Pivoting and melting data (pivot_table, melt).
Rolling windows and expanding operations for time-series analysis.
String methods, mathematical operations, statistical methods on Series and DataFrames.
Performance Optimizations:
Deep integration of WebAssembly (Wasm) for computationally intensive tasks, potentially by writing core algorithms in Rust/C++ and compiling to Wasm.
Leveraging Web Workers to perform heavy data processing in background threads, keeping the main UI thread responsive.
Implementing vectorized operations wherever possible to avoid slow JavaScript loops.
Robust I/O:
Efficient read_csv, read_json, read_excel (via external parsers), and read_sql (for Node.js) methods.

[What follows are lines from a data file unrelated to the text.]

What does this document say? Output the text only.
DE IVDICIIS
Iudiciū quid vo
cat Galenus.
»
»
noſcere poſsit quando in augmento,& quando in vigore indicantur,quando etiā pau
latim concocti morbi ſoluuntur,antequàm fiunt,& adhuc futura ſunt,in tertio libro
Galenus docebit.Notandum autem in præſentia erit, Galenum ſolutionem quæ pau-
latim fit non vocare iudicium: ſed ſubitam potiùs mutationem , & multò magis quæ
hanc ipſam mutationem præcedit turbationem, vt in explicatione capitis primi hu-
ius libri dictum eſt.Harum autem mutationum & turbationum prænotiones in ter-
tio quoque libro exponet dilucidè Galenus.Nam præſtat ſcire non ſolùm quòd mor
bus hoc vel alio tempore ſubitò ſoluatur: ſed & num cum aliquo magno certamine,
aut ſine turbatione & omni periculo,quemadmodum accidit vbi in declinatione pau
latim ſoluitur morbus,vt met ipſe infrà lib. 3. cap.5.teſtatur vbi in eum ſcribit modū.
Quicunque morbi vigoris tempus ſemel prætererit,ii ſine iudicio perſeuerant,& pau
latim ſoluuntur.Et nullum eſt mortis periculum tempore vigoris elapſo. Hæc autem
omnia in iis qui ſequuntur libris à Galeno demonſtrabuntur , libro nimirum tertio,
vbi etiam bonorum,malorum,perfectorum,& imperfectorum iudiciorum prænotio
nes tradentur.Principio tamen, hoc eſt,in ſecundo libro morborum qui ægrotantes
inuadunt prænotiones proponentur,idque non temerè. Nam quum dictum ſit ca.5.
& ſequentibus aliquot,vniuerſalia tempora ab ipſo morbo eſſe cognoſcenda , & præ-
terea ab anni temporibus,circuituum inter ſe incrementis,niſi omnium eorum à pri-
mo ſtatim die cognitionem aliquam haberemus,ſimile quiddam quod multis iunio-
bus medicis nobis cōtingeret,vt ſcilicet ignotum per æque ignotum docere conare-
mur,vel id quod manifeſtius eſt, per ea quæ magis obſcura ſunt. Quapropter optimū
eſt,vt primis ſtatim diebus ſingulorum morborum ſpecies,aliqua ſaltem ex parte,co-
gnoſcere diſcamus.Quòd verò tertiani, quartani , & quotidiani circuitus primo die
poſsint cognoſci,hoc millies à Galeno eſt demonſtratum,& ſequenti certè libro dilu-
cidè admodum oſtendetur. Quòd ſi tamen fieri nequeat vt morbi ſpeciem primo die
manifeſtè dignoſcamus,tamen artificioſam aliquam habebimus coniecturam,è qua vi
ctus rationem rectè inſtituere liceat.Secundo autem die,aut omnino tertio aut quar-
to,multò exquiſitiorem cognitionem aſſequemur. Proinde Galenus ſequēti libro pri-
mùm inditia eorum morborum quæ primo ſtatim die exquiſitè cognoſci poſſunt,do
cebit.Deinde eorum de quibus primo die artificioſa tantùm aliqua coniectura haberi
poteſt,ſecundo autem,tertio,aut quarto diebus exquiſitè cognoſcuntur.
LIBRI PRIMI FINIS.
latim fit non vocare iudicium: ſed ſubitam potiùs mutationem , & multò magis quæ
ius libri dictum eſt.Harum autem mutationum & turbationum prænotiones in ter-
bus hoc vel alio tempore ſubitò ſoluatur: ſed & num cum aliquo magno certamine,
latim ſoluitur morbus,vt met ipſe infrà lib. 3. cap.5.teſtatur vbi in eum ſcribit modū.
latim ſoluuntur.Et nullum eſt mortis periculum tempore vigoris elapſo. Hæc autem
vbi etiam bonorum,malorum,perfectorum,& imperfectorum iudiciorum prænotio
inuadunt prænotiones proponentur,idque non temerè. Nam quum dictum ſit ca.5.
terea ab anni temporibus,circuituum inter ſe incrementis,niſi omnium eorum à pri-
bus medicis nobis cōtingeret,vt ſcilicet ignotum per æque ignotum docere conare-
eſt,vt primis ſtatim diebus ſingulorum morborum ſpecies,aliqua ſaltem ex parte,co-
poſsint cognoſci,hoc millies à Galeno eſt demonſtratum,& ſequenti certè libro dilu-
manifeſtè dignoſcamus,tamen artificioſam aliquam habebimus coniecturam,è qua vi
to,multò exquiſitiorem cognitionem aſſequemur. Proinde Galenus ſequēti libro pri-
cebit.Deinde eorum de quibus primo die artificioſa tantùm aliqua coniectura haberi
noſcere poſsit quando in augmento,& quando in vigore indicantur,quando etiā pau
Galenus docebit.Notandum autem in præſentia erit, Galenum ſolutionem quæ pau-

to_csv, to_json for exporting data.
Error Handling and Validation:
Comprehensive input validation and meaningful error messages.
Ecosystem Integration:
Seamless integration with popular JavaScript visualization libraries (D3.js, Chart.js, Plotly.js) and machine learning frameworks (TensorFlow.js).
Documentation and Examples:
Extensive API documentation, tutorials, and practical examples.
Contributing
Contributions are welcome! If you're interested in helping to build a comprehensive DataFrame library for JavaScript/TypeScript, please feel free to:
Fork the repository.
Create your feature branch (git checkout -b feature/AmazingFeature).
Commit your changes (git commit -m 'Add some AmazingFeature').
Push to the branch (git push origin feature/AmazingFeature).
Open a Pull Request.
License
This project is licensed under the MIT License - see the LICENSE file for details.